Monopolies in Multidistrict Litigation - Part II - Lead Lawyers as Settlement Gatekeepers

In my first post on Monopolies in Multidistrict Litigation, I noted that lead lawyers and defendants seem to benefit in tandem from the settlements they negotiate. This second post, Part II, explains how repeat players on both plaintiff and defense sides have perfected a fundamental shift in settlement design.  

As I elaborate on pages 19-21, the demise of the mass tort class action makes it more difficult for defendants to achieve holistic closure, for MDL settlements technically bind only those litigants before the court.  But defendants have been able to regain a greater degree of finality through a foundational shift in settlement construction: unlike traditional settlements between plaintiffs and defendants, all twelve deals in the dataset were agreements between lead lawyers and defendants.

As such, these deals position lead plaintiffs’ lawyers as settlement gatekeepers, for defendants will not make better offers to others without the threat of trial; doing so would work against their closure goal. These new deals then serve as a mandatory gateway for anyone wanting to settle, and typically require non-lead attorneys to become signatories alongside their clients. Accordingly, all master settlement agreements in the dataset aimed some provisions at plaintiffs’ attorneys and some at their clients.

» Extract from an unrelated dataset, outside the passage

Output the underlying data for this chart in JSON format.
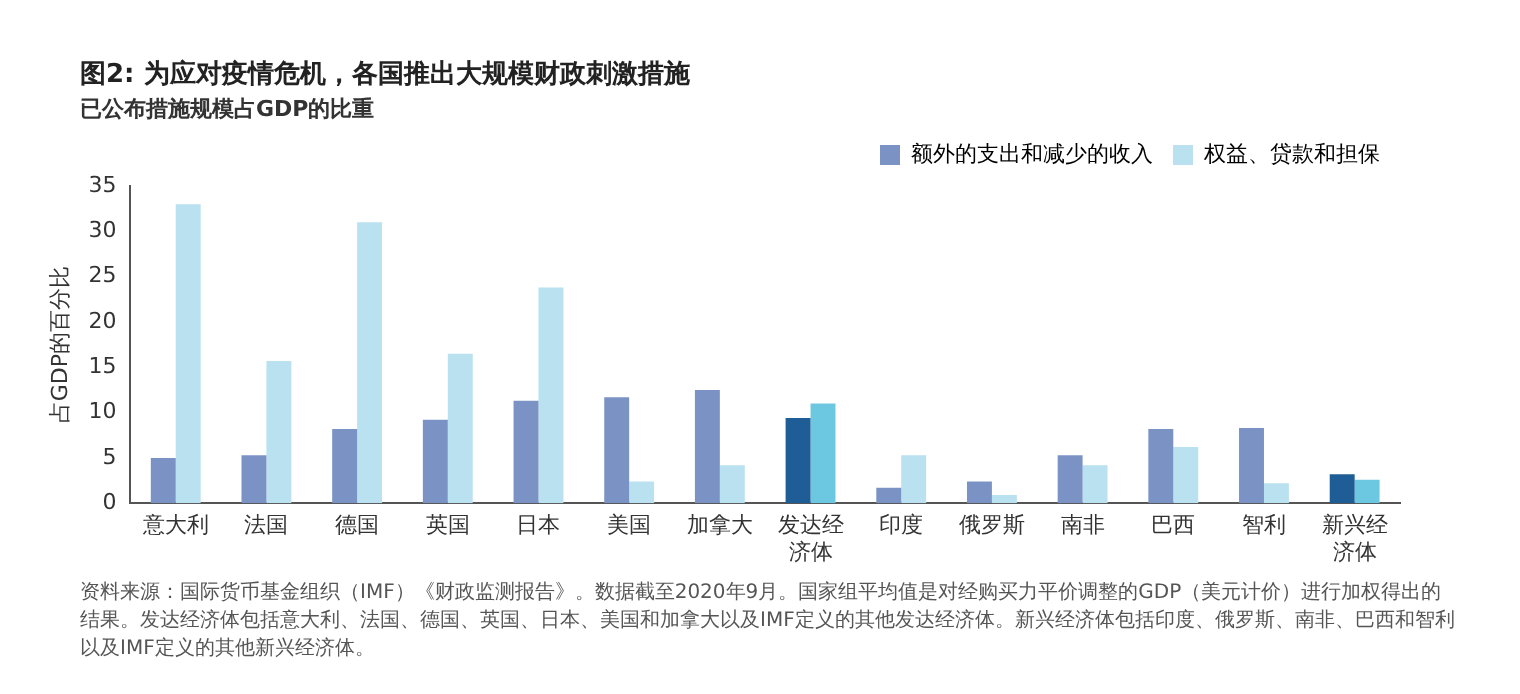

As a later post will explore, it's the provisions targeting plaintiffs' attorneys that raise the most ethical problems.

Making deals with plaintiffs’ attorneys masterfully furthers defendants’ end game in two ways.

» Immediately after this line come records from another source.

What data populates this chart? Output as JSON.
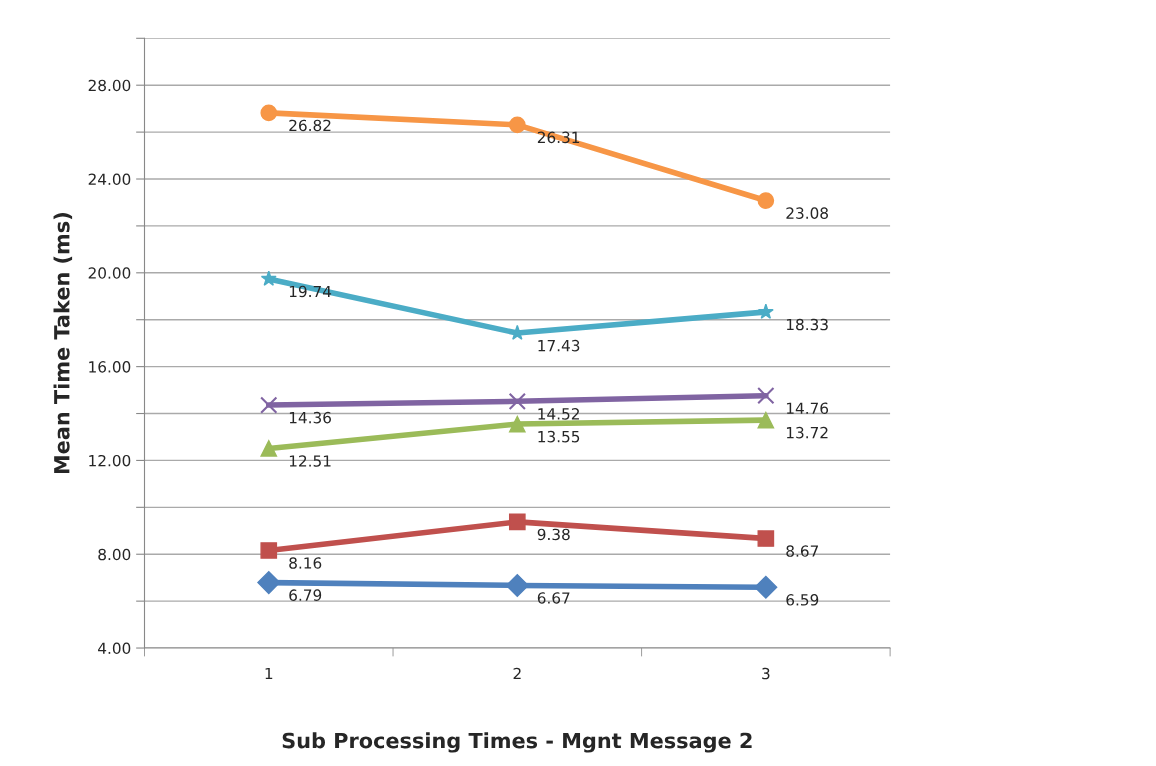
{
  "chart_data": {
    "type": "line",
    "xlabel": "Sub Processing Times - Mgnt Message 2",
    "ylabel": "Mean Time Taken (ms)",
    "categories": [
      "1",
      "2",
      "3"
    ],
    "series": [
      {
        "color": "#4f81bd",
        "marker": "diamond",
        "values": [
          6.79,
          6.67,
          6.59
        ]
      },
      {
        "color": "#c0504d",
        "marker": "square",
        "values": [
          8.16,
          9.38,
          8.67
        ]
      },
      {
        "color": "#9bbb59",
        "marker": "triangle",
        "values": [
          12.51,
          13.55,
          13.72
        ]
      },
      {
        "color": "#8064a2",
        "marker": "cross",
        "values": [
          14.36,
          14.52,
          14.76
        ]
      },
      {
        "color": "#4bacc6",
        "marker": "star",
        "values": [
          19.74,
          17.43,
          18.33
        ]
      },
      {
        "color": "#f79646",
        "marker": "circle",
        "values": [
          26.82,
          26.31,
          23.08
        ]
      }
    ],
    "ylim": [
      4,
      30
    ],
    "yticks": [
      {
        "value": 4,
        "label": "4.00"
      },
      {
        "value": 6,
        "label": null
      },
      {
        "value": 8,
        "label": "8.00"
      },
      {
        "value": 10,
        "label": null
      },
      {
        "value": 12,
        "label": "12.00"
      },
      {
        "value": 14,
        "label": null
      },
      {
        "value": 16,
        "label": "16.00"
      },
      {
        "value": 18,
        "label": null
      },
      {
        "value": 20,
        "label": "20.00"
      },
      {
        "value": 22,
        "label": null
      },
      {
        "value": 24,
        "label": "24.00"
      },
      {
        "value": 26,
        "label": null
      },
      {
        "value": 28,
        "label": "28.00"
      },
      {
        "value": 30,
        "label": null
      }
    ],
    "grid": "y",
    "legend": false,
    "data_labels": true,
    "line_style": "solid"
  }
}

First, the agreements impose uniform endorsement requirements on participating attorneys to discourage them from “cherry picking,” a practice in which lawyers settle most cases, but continue litigating those with the strongest claims or most sympathetic facts. By requiring a high percentage of plaintiffs to accept the settlement offer for it to take effect and insisting that individual attorneys recommend that all their clients settle (including clients who had not yet sued or who were pursuing relief elsewhere), defense attorneys essentially conditioned plaintiffs’ attorneys fees on achieving their closure aims.

A plaintiff’s attorney is either “all in” and would collect significant contingent fees from all her settling clients, or “all out” and would have to spend significant resources litigating individual cases. As such, recommendation provisions alter the typical contingent fee model where an attorney’s recovery increases alongside her clients’ recovery and instead ties plaintiffs’ attorneys’ financial self-interest to each other and to the entire claimant base.

This shift also allows defendants to reach some plaintiffs who are outside of the federal court’s jurisdiction, and others who haven’t yet filed suit (through case census provisions - see pp. 27-29). It thereby recaptures some of the finality that class actions once offered through binding absent class members.

Second, when combined with the defendant's ability to walkaway from the deal if too few claimants consent to settle, provisions aimed at plaintiffs' attorneys (attorney-recommendation provisions, attorney' withdrawal provisions - see pp. 19-26)  collectively reduce the demand for legal representation.  The settlement effectively becomes the only “game” in town.

Like oligopolists, leaders are able to thwart competition and reduce demand by using attorney withdrawal and recommendation provisions to restrict the legal services market (at least for those with similar allegations against the same defendant). When defendants threaten to abandon the deal if too few plaintiffs participate, and participating attorneys must recommend the deal to all of their clients and withdraw from representing those who refuse, leaders can regulate the legal service being offered and control a sufficiently large share of that market

In this sense, master settlements can recreate bottleneck problems where dominant firms raise competitors’ costs by obtaining exclusionary rights; once defendants negotiate master settlements with plaintiffs’ leadership, that agreement typically becomes the only settlement option.